Mathers Foundation Grant Fuels Study of Parkinson’s-associated Genes

The G. Harold and Leila Y. Mathers Foundation has awarded a three-year grant to a team of researchers at the Massachusetts Institute of Technology’s  (MIT) Picower Institute for Learning and Memory to screen for genes that may be key for brain cells to resist Parkinson’s disease-associated neurodegeneration.

The grant, which began Jan. 1, was awarded to principal investigator Myriam Heiman, PhD, an associate professor in the department of brain and cognitive sciences and a core member of The Picower Institute and the Broad Institute of MIT and Harvard.

“I’m extremely grateful for this generous support and recognition of our work from the Mathers Foundation, and hope that our study will elucidate new therapeutic targets for the treatment and even prevention of Parkinson’s disease,” Heiman said in a press release.

Parkinson’s is characterized by a gradual loss of dopamine-producing neurons in the substantia nigra (a brain region that controls movement and balance),  leading to severe motor impairments. Dopamine is a chemical messenger (neurotransmitter) that allows communication between nerve cells (neurons).

However, what makes these cells more vulnerable to the disease’s damage remains largely unknown, as well as the molecular mechanisms that characterize neurodegeneration-resistant neurons.
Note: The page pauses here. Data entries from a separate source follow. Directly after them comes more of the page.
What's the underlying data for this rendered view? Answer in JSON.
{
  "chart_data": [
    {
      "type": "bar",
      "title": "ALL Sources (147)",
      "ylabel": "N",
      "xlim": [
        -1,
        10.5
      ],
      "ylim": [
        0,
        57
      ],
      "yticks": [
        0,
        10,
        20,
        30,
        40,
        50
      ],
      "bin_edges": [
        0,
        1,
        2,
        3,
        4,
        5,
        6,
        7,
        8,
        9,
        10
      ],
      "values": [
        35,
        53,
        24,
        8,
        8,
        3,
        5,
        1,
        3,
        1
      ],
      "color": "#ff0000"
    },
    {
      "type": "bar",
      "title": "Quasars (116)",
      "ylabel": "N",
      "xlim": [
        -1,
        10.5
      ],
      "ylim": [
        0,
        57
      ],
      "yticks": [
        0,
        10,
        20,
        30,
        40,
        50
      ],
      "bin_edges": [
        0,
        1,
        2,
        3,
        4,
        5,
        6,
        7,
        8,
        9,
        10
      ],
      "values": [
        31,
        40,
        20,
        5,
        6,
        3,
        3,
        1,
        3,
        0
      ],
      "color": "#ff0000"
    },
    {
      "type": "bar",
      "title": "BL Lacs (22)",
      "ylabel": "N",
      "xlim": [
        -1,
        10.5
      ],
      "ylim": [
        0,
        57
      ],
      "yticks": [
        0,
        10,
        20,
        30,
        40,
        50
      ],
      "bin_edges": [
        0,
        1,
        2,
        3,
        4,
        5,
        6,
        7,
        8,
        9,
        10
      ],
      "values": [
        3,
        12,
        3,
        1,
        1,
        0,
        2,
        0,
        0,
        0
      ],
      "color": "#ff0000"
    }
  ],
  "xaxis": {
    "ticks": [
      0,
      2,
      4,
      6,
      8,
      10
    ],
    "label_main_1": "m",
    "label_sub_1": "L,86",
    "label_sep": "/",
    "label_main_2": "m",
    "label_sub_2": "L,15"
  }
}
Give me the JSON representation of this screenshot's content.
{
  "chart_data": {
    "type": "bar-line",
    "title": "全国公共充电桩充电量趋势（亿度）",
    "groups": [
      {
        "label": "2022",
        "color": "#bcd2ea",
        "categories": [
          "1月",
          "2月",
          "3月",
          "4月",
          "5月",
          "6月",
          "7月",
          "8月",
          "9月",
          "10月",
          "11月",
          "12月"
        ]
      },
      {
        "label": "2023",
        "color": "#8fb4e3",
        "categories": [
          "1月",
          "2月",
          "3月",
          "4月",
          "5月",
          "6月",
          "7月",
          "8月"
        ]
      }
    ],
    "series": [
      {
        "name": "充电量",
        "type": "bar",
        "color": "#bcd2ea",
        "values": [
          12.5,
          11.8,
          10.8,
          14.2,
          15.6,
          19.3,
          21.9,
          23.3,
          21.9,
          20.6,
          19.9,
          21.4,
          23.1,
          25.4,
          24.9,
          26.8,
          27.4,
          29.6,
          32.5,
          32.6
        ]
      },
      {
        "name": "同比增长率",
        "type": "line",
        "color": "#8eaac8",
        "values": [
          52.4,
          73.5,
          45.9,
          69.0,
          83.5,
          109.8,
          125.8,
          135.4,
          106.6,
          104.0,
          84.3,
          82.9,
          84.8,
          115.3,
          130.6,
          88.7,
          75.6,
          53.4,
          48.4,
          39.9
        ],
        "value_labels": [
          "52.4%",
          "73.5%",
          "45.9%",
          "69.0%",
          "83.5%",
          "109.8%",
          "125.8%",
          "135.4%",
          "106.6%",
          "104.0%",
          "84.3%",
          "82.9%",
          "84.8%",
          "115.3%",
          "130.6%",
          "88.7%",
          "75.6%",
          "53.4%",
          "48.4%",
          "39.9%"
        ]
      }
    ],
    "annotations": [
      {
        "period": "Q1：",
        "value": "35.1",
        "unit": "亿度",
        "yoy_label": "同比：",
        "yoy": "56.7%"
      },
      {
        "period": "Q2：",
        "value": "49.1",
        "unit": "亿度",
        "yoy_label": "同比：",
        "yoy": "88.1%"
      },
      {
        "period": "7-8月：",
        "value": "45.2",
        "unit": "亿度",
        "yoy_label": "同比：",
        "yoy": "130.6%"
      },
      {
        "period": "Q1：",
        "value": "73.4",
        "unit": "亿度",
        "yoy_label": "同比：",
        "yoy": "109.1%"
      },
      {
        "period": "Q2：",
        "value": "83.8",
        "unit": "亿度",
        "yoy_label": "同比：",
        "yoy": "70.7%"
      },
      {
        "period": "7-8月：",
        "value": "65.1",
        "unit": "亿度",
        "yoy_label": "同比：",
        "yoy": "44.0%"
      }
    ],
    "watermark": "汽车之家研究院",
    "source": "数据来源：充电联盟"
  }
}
“There is currently no molecular explanation for the brain cell loss seen in Parkinson’s disease or a cure for this devastating disease,” Heiman said.

To help fill this knowledge gap, Heiman and her team will search for genes that allow neurons to resist the cellular and molecular changes driven by Parkinson’s disease in mouse models of the disease.

Such genes will be identified through an innovative method that involves turning off, one by one, each of the 22,000 genes that are active in the mouse brain, in neurons from Parkinson’s mouse models and healthy mice.

This will allow researchers to determine which genes, when missing, contribute to neuronal death, and are therefore essential for neuron survival. The products of these genes then can be evaluated as potential therapeutic targets for Parkinson’s.

This technology was used previously by Heiman’s team to discover genes that promoted neuron survival in Huntington’s disease, another neurodegenerative disorder in which a specific population of dopamine-receiving neurons is particularly vulnerable.

With the new award, the team will use the method to study Parkinson’s disease.

“This award will allow us to perform unbiased, genome-wide genetic screens in the brains of mouse models of Parkinson’s disease, probing for genes that allow brain cells to survive the effects of cellular perturbations associated with Parkinson’s disease,” Heiman said.

The foundation awarded another three-year grant to a team of researchers at MIT’s McGovern Institute who will map changes in brain’s gene activity in response to addictive substances or medicines. Notably, dopamine also is involved in the processes that allow a person to learn which behaviors and contexts lead to reward, which are hijacked by addictive drugs.